The top US military officer traveled to India and Pakistan on Tuesday as part of an American diplomatic effort to ease tensions over last week's Mumbai attacks.
Navy Adm. Mike Mullen, chairman of the US Joint Chiefs of Staff, was expected to arrive in the South Asia region around the same time as Secretary of State Condoleezza Rice, who was due in India on Wednesday.
Officials declined to provide further details about Admiral Mullen's trip because of the sensitivity of the situation.
The three-day rampage by 10 Islamist gunmen killed 183 people.

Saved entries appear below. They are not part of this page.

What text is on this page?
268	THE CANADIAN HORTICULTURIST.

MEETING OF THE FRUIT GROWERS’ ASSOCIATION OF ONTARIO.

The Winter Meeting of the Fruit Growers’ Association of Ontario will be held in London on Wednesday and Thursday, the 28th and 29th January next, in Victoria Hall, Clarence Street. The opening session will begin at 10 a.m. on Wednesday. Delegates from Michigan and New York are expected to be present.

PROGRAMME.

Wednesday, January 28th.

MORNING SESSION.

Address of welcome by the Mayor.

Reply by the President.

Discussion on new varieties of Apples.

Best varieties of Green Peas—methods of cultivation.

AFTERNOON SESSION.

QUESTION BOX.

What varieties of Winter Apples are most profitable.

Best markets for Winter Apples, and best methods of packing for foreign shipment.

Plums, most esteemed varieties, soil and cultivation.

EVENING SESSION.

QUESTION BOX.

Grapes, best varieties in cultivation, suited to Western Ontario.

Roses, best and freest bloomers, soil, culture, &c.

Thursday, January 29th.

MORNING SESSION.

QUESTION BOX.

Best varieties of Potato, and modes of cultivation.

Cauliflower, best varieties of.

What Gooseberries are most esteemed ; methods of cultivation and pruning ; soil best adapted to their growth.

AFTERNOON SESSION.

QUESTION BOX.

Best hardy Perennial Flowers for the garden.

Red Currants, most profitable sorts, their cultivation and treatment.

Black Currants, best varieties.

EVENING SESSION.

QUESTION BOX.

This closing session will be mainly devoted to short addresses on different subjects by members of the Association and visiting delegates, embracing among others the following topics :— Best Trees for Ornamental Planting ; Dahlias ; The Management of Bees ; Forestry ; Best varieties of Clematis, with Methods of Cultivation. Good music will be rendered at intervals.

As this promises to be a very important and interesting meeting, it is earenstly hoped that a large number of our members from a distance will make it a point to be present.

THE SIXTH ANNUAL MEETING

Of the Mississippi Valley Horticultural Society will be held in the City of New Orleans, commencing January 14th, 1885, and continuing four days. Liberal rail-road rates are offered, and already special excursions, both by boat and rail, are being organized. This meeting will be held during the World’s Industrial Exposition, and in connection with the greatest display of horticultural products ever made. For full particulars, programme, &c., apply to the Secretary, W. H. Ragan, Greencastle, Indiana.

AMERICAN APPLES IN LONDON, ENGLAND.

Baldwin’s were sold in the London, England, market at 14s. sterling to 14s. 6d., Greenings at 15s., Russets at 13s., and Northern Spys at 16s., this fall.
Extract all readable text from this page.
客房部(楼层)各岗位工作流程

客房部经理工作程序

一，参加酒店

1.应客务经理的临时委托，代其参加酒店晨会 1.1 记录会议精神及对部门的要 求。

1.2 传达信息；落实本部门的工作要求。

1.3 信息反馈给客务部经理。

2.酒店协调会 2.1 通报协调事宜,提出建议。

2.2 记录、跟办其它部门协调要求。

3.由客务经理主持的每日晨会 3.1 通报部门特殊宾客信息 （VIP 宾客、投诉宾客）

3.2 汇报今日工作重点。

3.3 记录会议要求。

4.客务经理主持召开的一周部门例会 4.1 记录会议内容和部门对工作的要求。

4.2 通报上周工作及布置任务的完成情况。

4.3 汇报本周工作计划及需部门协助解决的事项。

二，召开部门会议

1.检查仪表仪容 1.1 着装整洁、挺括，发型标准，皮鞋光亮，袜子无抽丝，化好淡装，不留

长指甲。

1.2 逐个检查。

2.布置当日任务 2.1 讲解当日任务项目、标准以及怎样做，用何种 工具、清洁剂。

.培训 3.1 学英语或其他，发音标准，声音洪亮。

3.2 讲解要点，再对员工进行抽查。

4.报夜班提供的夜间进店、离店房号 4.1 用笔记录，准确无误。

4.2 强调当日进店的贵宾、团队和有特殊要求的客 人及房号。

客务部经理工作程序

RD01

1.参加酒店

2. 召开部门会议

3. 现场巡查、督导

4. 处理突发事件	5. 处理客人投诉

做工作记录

Indian investigators say the attackers had months of commando training in Pakistan from the Lashkar-e-Taiba militant group blamed for a 2001 attack on India's parliament.
Indian warned on Tuesday that a peace process with Pakistan that began in 2004 would be at risk if Islamabad did not act decisively to turn over militant fugitives believed to be hiding in Pakistan.
US military officials worry that rising tensions could prompt Pakistan to redeploy troops to its Indian eastern border from northwestern tribal areas near the Afghanistan border where the Pakistani Army is currently operating against Islamist militant strongholds.
Admiral Mullen has met several times this year with the Pakistani army chief, General Ashfaq Kayani, to discuss the militant problem in Pakistan's Federally Administered Tribal Areas.